La bocca di Louis si fece più arsa.
"Ehm, okay," borbottò, sistemandosi gli occhiali sul naso.
Harry si sporse in avanti e gli si avvicinò, tanto che Louis dovette trattenere il respiro.
"Non porti mai le lenti a contatto?" Chiese. Era così vicino che Louis poteva specchiarsi nelle sue iridi di smeraldo. Non volle nemmeno pensare a quanto rosso dovesse essere il suo viso.
Si allontanò di qualche passo, tornando ad incamerare aria.
"L-le mettevo quando giocavo a calcio," bisbigliò, la vicinanza di Harry che gli aveva strozzato anche la voce.
"Beh, dovresti. Hai dei bellissimi occhi," disse con un'alzata di spalle.
Stupido Styles. Come faceva a dire una cosa simile come fosse la più normale del mondo?
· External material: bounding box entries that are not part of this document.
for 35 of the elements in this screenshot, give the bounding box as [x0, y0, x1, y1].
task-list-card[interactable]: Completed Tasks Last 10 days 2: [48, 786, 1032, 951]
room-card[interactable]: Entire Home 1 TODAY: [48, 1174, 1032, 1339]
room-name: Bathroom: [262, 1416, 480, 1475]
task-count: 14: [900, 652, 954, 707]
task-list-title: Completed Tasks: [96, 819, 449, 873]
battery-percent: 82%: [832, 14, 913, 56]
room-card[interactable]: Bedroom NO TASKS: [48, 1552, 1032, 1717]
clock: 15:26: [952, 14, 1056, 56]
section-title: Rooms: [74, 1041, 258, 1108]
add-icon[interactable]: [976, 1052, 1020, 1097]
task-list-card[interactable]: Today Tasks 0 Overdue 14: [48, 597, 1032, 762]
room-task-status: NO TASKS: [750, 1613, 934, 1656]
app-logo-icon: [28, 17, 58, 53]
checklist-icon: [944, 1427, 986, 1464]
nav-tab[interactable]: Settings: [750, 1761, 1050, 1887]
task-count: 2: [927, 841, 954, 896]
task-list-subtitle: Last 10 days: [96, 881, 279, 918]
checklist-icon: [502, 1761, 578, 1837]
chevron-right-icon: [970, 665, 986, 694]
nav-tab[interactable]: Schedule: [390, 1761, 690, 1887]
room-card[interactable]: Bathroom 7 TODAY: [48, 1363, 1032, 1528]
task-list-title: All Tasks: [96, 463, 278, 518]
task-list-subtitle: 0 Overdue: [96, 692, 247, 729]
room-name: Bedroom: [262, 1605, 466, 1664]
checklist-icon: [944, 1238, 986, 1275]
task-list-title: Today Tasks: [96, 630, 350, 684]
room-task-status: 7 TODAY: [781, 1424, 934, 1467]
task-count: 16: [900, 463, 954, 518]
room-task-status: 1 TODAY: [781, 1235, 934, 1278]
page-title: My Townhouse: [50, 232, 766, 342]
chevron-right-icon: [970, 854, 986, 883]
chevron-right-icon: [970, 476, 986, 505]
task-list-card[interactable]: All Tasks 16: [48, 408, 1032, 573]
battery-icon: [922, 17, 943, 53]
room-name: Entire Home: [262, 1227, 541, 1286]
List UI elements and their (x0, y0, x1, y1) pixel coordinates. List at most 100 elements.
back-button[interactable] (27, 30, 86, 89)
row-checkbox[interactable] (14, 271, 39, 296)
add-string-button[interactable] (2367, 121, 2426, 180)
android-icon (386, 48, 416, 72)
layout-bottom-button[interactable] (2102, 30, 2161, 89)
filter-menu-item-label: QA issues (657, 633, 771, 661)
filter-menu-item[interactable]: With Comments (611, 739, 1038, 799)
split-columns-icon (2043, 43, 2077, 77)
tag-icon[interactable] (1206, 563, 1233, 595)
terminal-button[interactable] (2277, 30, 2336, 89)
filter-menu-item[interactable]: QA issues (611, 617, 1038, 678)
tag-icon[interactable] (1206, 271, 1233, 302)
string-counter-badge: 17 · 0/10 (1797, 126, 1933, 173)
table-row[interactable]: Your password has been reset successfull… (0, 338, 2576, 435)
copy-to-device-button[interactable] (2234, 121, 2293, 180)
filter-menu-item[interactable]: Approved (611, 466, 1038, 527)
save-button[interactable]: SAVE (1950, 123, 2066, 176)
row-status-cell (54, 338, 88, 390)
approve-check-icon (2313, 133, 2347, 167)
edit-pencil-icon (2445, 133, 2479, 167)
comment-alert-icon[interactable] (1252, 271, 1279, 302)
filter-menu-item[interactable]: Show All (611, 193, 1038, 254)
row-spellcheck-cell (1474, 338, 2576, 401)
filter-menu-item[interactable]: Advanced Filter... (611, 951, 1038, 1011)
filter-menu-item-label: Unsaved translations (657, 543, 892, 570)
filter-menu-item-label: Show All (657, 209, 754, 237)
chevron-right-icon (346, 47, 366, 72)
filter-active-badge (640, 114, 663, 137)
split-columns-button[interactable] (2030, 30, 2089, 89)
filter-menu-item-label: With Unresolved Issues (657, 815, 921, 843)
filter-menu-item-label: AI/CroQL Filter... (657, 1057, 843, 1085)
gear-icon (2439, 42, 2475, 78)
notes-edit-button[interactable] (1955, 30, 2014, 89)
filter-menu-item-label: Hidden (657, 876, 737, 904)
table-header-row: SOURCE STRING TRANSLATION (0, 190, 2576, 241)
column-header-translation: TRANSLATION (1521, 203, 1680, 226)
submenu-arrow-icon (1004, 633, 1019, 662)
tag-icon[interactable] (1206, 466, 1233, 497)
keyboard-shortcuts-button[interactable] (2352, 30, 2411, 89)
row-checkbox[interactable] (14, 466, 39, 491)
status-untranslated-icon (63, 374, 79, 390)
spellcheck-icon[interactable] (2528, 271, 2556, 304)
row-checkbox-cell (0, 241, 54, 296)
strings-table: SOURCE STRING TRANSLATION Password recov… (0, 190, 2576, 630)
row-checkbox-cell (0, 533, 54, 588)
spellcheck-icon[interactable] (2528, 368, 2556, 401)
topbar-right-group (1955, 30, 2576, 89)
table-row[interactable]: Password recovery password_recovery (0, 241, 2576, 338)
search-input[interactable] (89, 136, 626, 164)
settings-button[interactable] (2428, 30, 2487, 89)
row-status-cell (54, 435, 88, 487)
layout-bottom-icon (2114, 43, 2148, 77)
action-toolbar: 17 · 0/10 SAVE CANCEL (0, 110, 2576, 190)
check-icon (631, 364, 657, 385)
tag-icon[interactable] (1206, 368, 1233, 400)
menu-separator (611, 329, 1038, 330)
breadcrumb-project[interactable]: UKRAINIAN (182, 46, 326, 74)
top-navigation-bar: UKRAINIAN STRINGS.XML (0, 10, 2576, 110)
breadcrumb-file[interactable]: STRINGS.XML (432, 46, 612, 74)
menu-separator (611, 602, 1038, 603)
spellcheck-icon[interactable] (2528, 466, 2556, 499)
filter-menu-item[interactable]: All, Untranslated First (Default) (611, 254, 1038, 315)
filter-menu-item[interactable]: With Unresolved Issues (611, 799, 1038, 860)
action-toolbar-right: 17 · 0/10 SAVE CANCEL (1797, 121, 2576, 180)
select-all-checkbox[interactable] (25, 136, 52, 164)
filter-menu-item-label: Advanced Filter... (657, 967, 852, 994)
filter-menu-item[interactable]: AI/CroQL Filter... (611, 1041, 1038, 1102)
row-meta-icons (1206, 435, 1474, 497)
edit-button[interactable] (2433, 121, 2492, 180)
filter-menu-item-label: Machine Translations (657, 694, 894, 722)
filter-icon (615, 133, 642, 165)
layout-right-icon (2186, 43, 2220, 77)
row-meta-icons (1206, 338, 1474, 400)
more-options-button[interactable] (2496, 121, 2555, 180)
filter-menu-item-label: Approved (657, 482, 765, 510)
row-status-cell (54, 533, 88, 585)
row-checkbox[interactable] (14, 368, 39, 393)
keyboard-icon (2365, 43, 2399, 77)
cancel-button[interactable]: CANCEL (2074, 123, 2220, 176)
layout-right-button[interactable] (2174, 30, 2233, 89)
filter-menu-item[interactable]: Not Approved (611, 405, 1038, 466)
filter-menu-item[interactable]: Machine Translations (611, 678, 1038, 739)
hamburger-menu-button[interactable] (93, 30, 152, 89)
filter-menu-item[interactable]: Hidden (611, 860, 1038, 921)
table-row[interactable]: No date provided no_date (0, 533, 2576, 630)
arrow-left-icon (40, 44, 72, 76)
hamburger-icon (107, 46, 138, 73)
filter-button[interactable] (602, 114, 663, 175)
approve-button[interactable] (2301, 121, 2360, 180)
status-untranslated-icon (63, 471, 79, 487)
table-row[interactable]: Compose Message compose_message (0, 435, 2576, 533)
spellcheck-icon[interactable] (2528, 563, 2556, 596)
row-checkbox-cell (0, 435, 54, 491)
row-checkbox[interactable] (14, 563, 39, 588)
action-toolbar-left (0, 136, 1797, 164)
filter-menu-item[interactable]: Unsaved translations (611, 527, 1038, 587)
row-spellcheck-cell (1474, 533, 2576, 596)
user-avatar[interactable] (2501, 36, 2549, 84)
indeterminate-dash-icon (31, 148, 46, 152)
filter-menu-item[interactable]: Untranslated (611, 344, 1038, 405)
Il cuore di Louis fece un salto su fino alla gola per poi cadergli sotto i piedi. Quel ragazzo sarebbe certamente stato la causa della sua morte prematura.
Un clacson sulla strada lo fece sobbalzare. Harry si mise lo zaino in spalla ed aprì la porta.
"Grazie di tutto, Lou. E scusami. Non abbiamo concluso niente," sorrise con espressione colpevole.
Con un cenno della mano, Louis gli disse di non preoccuparsi.
Fatto qualche passo sul vialetto, mentre Louis lo osservava dallo spiraglio della porta socchiusa, Harry si fermò nuovamente.
"Ah, questo weekend vado a Portland, ma settimana prossima ci vediamo ancora, okay?"
Louis annuì, e una volta richiuso l'uscio, libero' quel sospiro che aveva trattenuto troppo a lungo.
Corse in bagno. Se per vomitare o per fare altro, ancora non lo sapeva.